Asked why he did not downgrade them sooner, Bove spoke of the pressure to always be right, the difficulty of going against the tide and the need to hang on to clients, which include mutual funds and other money managers.
"You live or die based upon your stock picks," he said. "If you think everything's terrible, but everybody else thinks things are great and they keep buying the stocks, and you put a sell too early, then people are just going to walk away from you . . . I've got to get paid also, and if I start putting sells on companies when the market momentum is forward, basically, people aren't going to pay me."
Negative views on a company, Bove added, could also jeopardize relations with management at the companies they cover, which are often necessary to provide a key service to clients: delivering executives for meetings.
"They're paying for travel agency service," said Bove, who said one potential client declined to pay for his services because he did not provide access to management. "They want company visits. That's what they're all about."
Bove added that the chief executive of one large financial services company, whom he declined to name, has shut him out after unfavorable reports. "You think he's going to travel with me to visit a client?" he said. "Absolutely not. He won't even talk to me."
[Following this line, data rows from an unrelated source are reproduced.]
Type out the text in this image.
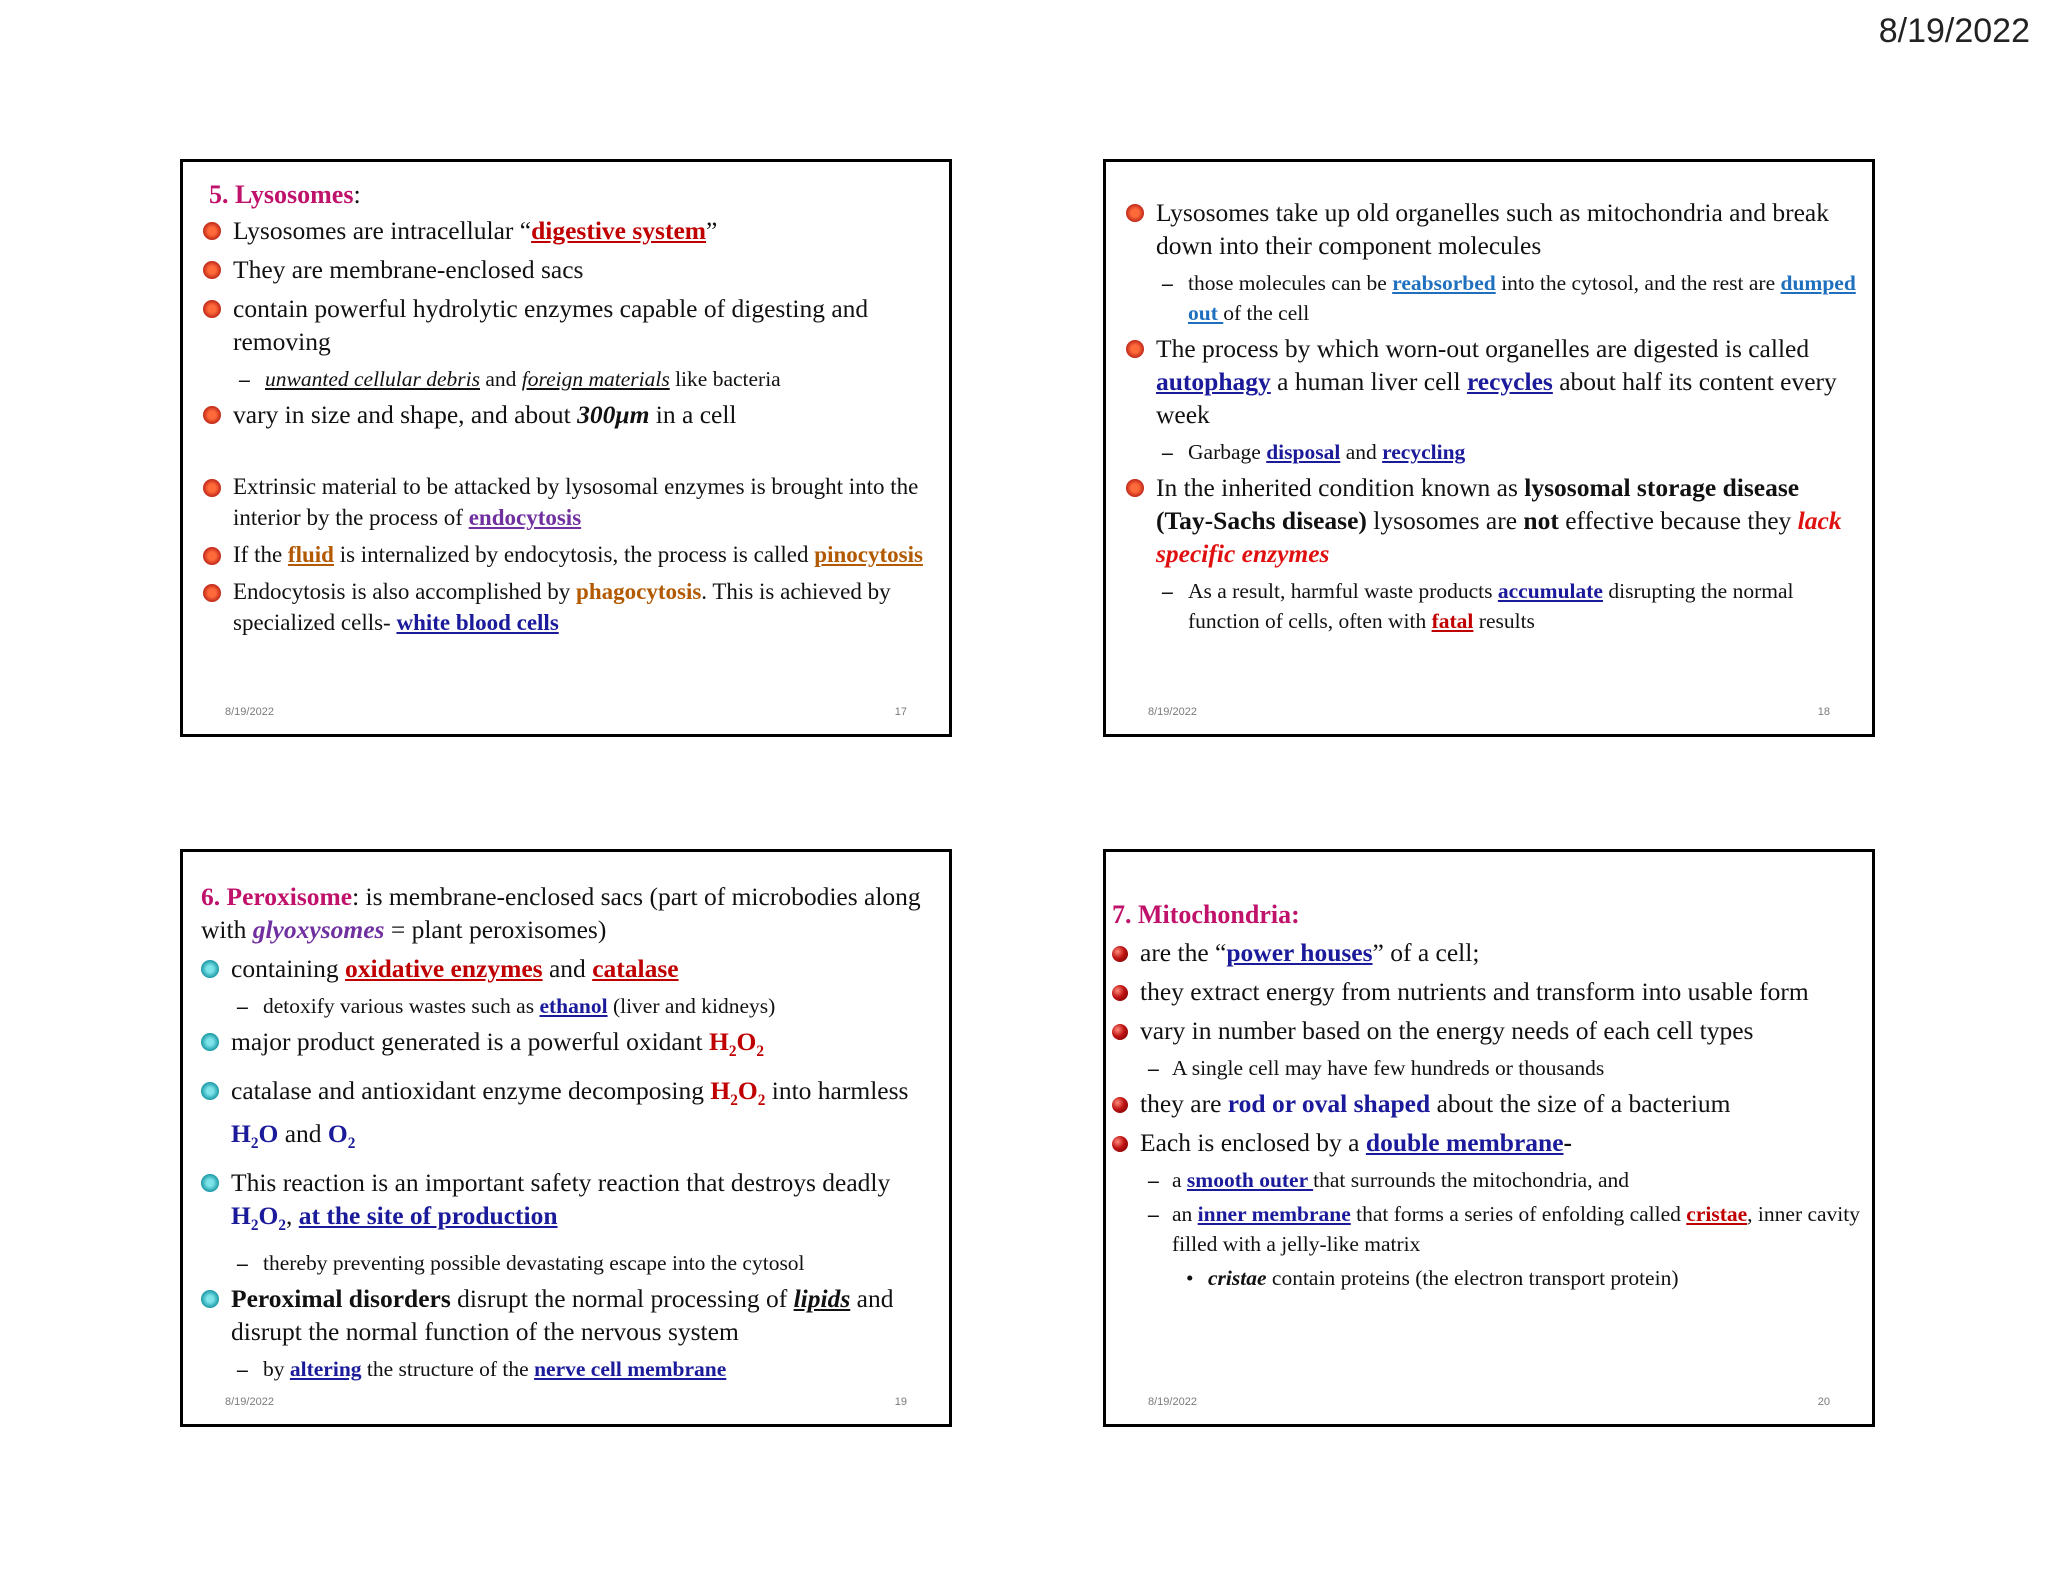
8/19/2022
5. Lysosomes:
Lysosomes are intracellular “digestive system”
They are membrane-enclosed sacs
contain powerful hydrolytic enzymes capable of digesting and removing
– unwanted cellular debris and foreign materials like bacteria
vary in size and shape, and about 300μm in a cell
Extrinsic material to be attacked by lysosomal enzymes is brought into the interior by the process of endocytosis
If the fluid is internalized by endocytosis, the process is called pinocytosis
Endocytosis is also accomplished by phagocytosis. This is achieved by specialized cells- white blood cells
8/19/2022	17
Lysosomes take up old organelles such as mitochondria and break down into their component molecules
– those molecules can be reabsorbed into the cytosol, and the rest are dumped out of the cell
The process by which worn-out organelles are digested is called autophagy a human liver cell recycles about half its content every week
– Garbage disposal and recycling
In the inherited condition known as lysosomal storage disease (Tay-Sachs disease) lysosomes are not effective because they lack specific enzymes
– As a result, harmful waste products accumulate disrupting the normal function of cells, often with fatal results
8/19/2022	18
6. Peroxisome: is membrane-enclosed sacs (part of microbodies along with glyoxysomes = plant peroxisomes)
containing oxidative enzymes and catalase
– detoxify various wastes such as ethanol (liver and kidneys)
major product generated is a powerful oxidant $H_2O_2$
catalase and antioxidant enzyme decomposing $H_2O_2$ into harmless $H_2O$ and $O_2$
This reaction is an important safety reaction that destroys deadly $H_2O_2$, at the site of production
– thereby preventing possible devastating escape into the cytosol
Peroximal disorders disrupt the normal processing of lipids and disrupt the normal function of the nervous system
– by altering the structure of the nerve cell membrane
8/19/2022	19
7. Mitochondria:
are the “power houses” of a cell;
they extract energy from nutrients and transform into usable form
vary in number based on the energy needs of each cell types
– A single cell may have few hundreds or thousands
they are rod or oval shaped about the size of a bacterium
Each is enclosed by a double membrane-
– a smooth outer that surrounds the mitochondria, and
– an inner membrane that forms a series of enfolding called cristae, inner cavity filled with a jelly-like matrix
• cristae contain proteins (the electron transport protein)
8/19/2022	20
The pay and stature of Wall Street analysts have greatly diminished since the tech bubble burst in 2001, when Eliot Spitzer, then New York's attorney general, subpoenaed firms that made handsome fees underwriting the initial public offerings of technology companies. Spitzer uncovered an e-mail in which Henry Blodget, a high-profile tech analyst at Merrill Lynch, disparaged the stock of a company he was publicly promoting. Subsequent reforms included a Securities and Exchange Commission rule that forbade firms from tying analysts' compensation to investment banking work.
Spitzer's successor, Andrew M. Cuomo, has also subpoenaed Wall Street firms as questions have arisen about their lining their pockets packaging and selling subprime mortgages that soon defaulted. People at the firms say analysts were not pressured to promote securities backed by those mortgages.
Kent Womack, professor of finance at the Tuck School of Business at Dartmouth, and a former vice president in the equities division at Goldman Sachs, noted that unlike the tech bubble days, analysts are no longer as motivated to skew their research because their pay is not tied to how many of these subprime securities their firms sell. But pressures remain, said Womack, who co-authored a study in 2000 showing analyst recommendations at investment banks that underwrote public offerings of stock were not as accurate as those of analysts at other firms.
"Equity analysts and debt analysts would recognize the important revenue and profit implications of helping out the investment banking department," Womack said. "The direct pressure is less, but it's still clear that if there's going to be a big investment deal, it's good for the whole firm and probably for the analyst to help out."
Wessel, of J.P. Morgan, said he works in a separate building from his colleagues who underwrite and sell subprime securities and doesn't even know them. Their business, he said, has no impact on his research. "In this business post-Spitzer, as a research analyst, the only thing you have is your reputation and your credibility," he said.
Staff researcher Richard Drezen contributed to this report.